Few, if any, comparative quantifications of overall phosphorylation and its evolutionary conservation across species have been undertaken. Using bioinformatics tools on genome wide scale eukaryotic phosphoproteomes, including humans, flies, worms, and yeast, we present the most comprehensive evolutionary landscape of eukaryotic phosphoproteomes thus far. We scrutinize the phosphoproteomes in these different models of generic models for which extensive full scale genome datasets are available. Most reports describe the phosphorylation in individual proteins along with their few regulatory partners and their comparison between species. These studies are usually also establish the degree of evolutionary conservation. Our approach documents a new paradigm: the role of the integrated P-sites landscape, including phosphorylation noise without known biological function, in the shape and assembly of proteins networks. Taking into account the massive P-sites without any known function (only 3% to 5% of P-sites have been found with a regulatory function), we explored the relationship between the full spectrum of phosphorylation and the meta organization of protein matrixes. A panel of computational tests addressed the role of full spectrum P-sites, including: (i) in relation to the dynamics of protein networking upon stimulation; (ii) in relation to the conserved networking between species; and (iii) in relation to the landscape of intertwined P-sites by different kinases into the networks. More importantly, our datasets highlight that P-sites numbers in proteins, including mostly “noisy” phosphorylation, increase drastically with the size of networks in which these proteins are component. These datasets might unmask a prominent role of the “P-site noise”, which is attributed to P-sites without a known function that constitute more than 95% of the total, regarding sha** proteins matrixes.
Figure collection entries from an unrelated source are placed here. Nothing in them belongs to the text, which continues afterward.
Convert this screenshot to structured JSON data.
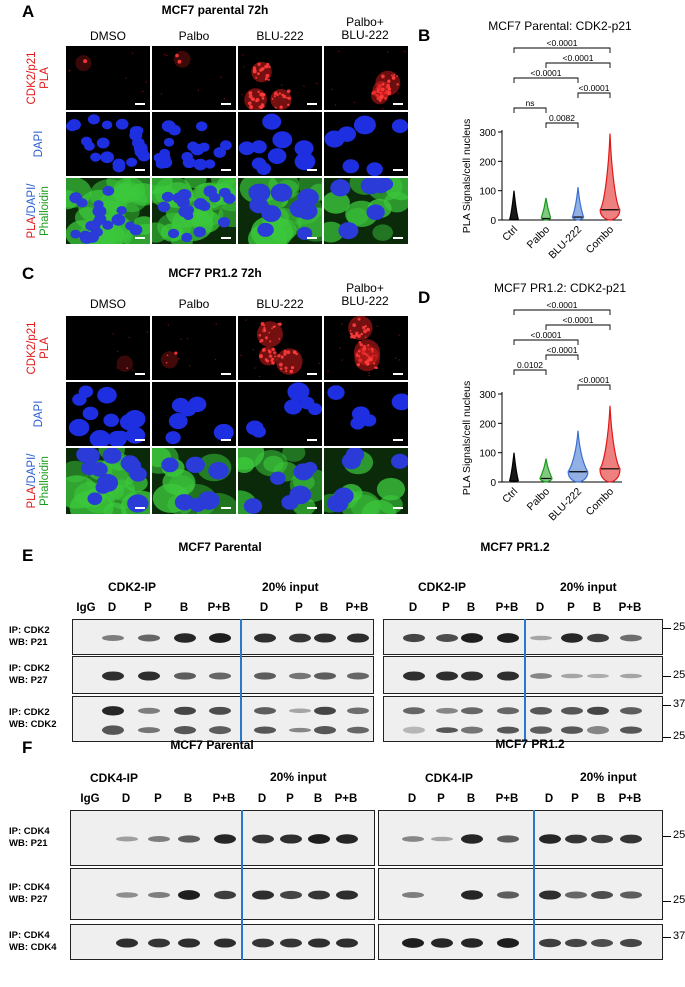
{
  "panel_a": {
    "label": "A",
    "title": "MCF7 parental 72h",
    "columns": [
      "DMSO",
      "Palbo",
      "BLU-222",
      "Palbo+ BLU-222"
    ],
    "rows": [
      {
        "label_parts": [
          {
            "text": "CDK2/p21",
            "color": "#e01818"
          },
          {
            "text": "PLA",
            "color": "#e01818"
          }
        ]
      },
      {
        "label_parts": [
          {
            "text": "DAPI",
            "color": "#2a5fd0"
          }
        ]
      },
      {
        "label_parts": [
          {
            "text": "PLA",
            "color": "#e01818"
          },
          {
            "text": "/DAPI/",
            "color": "#2a5fd0"
          },
          {
            "text": "Phalloidin",
            "color": "#1a9a1a"
          }
        ]
      }
    ]
  },
  "panel_b": {
    "label": "B",
    "chart_data": {
      "type": "violin",
      "title": "MCF7 Parental: CDK2-p21",
      "ylabel": "PLA Signals/cell nucleus",
      "categories": [
        "Ctrl",
        "Palbo",
        "BLU-222",
        "Combo"
      ],
      "colors": [
        "#000000",
        "#1a9a1a",
        "#3a70d0",
        "#e01818"
      ],
      "ylim": [
        0,
        300
      ],
      "yticks": [
        0,
        100,
        200,
        300
      ],
      "medians": [
        2,
        5,
        10,
        35
      ],
      "max_values": [
        100,
        75,
        112,
        295
      ],
      "comparisons": [
        {
          "from": 0,
          "to": 3,
          "p": "<0.0001"
        },
        {
          "from": 1,
          "to": 3,
          "p": "<0.0001"
        },
        {
          "from": 0,
          "to": 2,
          "p": "<0.0001"
        },
        {
          "from": 2,
          "to": 3,
          "p": "<0.0001"
        },
        {
          "from": 0,
          "to": 1,
          "p": "ns"
        },
        {
          "from": 1,
          "to": 2,
          "p": "0.0082"
        }
      ]
    }
  },
  "panel_c": {
    "label": "C",
    "title": "MCF7 PR1.2 72h",
    "columns": [
      "DMSO",
      "Palbo",
      "BLU-222",
      "Palbo+ BLU-222"
    ],
    "rows": [
      {
        "label_parts": [
          {
            "text": "CDK2/p21",
            "color": "#e01818"
          },
          {
            "text": "PLA",
            "color": "#e01818"
          }
        ]
      },
      {
        "label_parts": [
          {
            "text": "DAPI",
            "color": "#2a5fd0"
          }
        ]
      },
      {
        "label_parts": [
          {
            "text": "PLA",
            "color": "#e01818"
          },
          {
            "text": "/DAPI/",
            "color": "#2a5fd0"
          },
          {
            "text": "Phalloidin",
            "color": "#1a9a1a"
          }
        ]
      }
    ]
  },
  "panel_d": {
    "label": "D",
    "chart_data": {
      "type": "violin",
      "title": "MCF7 PR1.2: CDK2-p21",
      "ylabel": "PLA Signals/cell nucleus",
      "categories": [
        "Ctrl",
        "Palbo",
        "BLU-222",
        "Combo"
      ],
      "colors": [
        "#000000",
        "#1a9a1a",
        "#3a70d0",
        "#e01818"
      ],
      "ylim": [
        0,
        300
      ],
      "yticks": [
        0,
        100,
        200,
        300
      ],
      "medians": [
        3,
        12,
        35,
        45
      ],
      "max_values": [
        100,
        80,
        175,
        260
      ],
      "comparisons": [
        {
          "from": 0,
          "to": 3,
          "p": "<0.0001"
        },
        {
          "from": 1,
          "to": 3,
          "p": "<0.0001"
        },
        {
          "from": 0,
          "to": 2,
          "p": "<0.0001"
        },
        {
          "from": 1,
          "to": 2,
          "p": "<0.0001"
        },
        {
          "from": 0,
          "to": 1,
          "p": "0.0102"
        },
        {
          "from": 2,
          "to": 3,
          "p": "<0.0001"
        }
      ]
    }
  },
  "panel_e": {
    "label": "E",
    "left_title": "MCF7 Parental",
    "right_title": "MCF7 PR1.2",
    "ip_title": "CDK2-IP",
    "input_title": "20% input",
    "lanes_left": [
      "IgG",
      "D",
      "P",
      "B",
      "P+B",
      "D",
      "P",
      "B",
      "P+B"
    ],
    "lanes_right": [
      "D",
      "P",
      "B",
      "P+B",
      "D",
      "P",
      "B",
      "P+B"
    ],
    "rows": [
      {
        "label": "IP: CDK2\nWB: P21"
      },
      {
        "label": "IP: CDK2\nWB: P27"
      },
      {
        "label": "IP: CDK2\nWB: CDK2"
      }
    ],
    "mw": [
      "25",
      "25",
      "37",
      "25"
    ]
  },
  "panel_f": {
    "label": "F",
    "left_title": "MCF7 Parental",
    "right_title": "MCF7 PR1.2",
    "ip_title": "CDK4-IP",
    "input_title": "20% input",
    "lanes_left": [
      "IgG",
      "D",
      "P",
      "B",
      "P+B",
      "D",
      "P",
      "B",
      "P+B"
    ],
    "lanes_right": [
      "D",
      "P",
      "B",
      "P+B",
      "D",
      "P",
      "B",
      "P+B"
    ],
    "rows": [
      {
        "label": "IP: CDK4\nWB: P21"
      },
      {
        "label": "IP: CDK4\nWB: P27"
      },
      {
        "label": "IP: CDK4\nWB: CDK4"
      }
    ],
    "mw": [
      "25",
      "25",
      "37"
    ]
  }
}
We might conclude that phosphorylation orchestrates protein networks in humans. Amazingly, this observation appears to be more chaotic in lower species. The functional role of many phospho-sites remains unknown and poorly documented despite a considerable inventory of phosphorylated proteins with sequences information of modified residues across many species, ranging from lower to higher organisms. In the massive background and noise of phosphate addition, only a few highly conserved phosphorylation hotspot regions have been documented with functional importance [
69]. If 90% of human proteins are found phosphorylated, only 5% have a reported regulatory function situated mostly in the catalytic domain or the protein–protein interaction domain [
67,
68,
69].
Overall, all these imbricated studies highlight that the kinome and phospho landscapes evolve separately in each species, with a mixed of conserved processes between them and innovative new kinases and P-sites specific to each one. Our overall analysis at full proteome level demonstrates clearly that the paradigm of the great proportion of phosphate addition without any known function and considered metabolic noise should be re-evaluated. Phosphate addition, besides the known regulation of biochemical function regarding few individual proteins, likely intervenes with the orchestrating network of interacting proteins upon stimulation through what is unanimously viewed as its noise component. Moreover, stable or long-lasting P-sites without any attributed function might be a chemical key to assemble proteins in networks.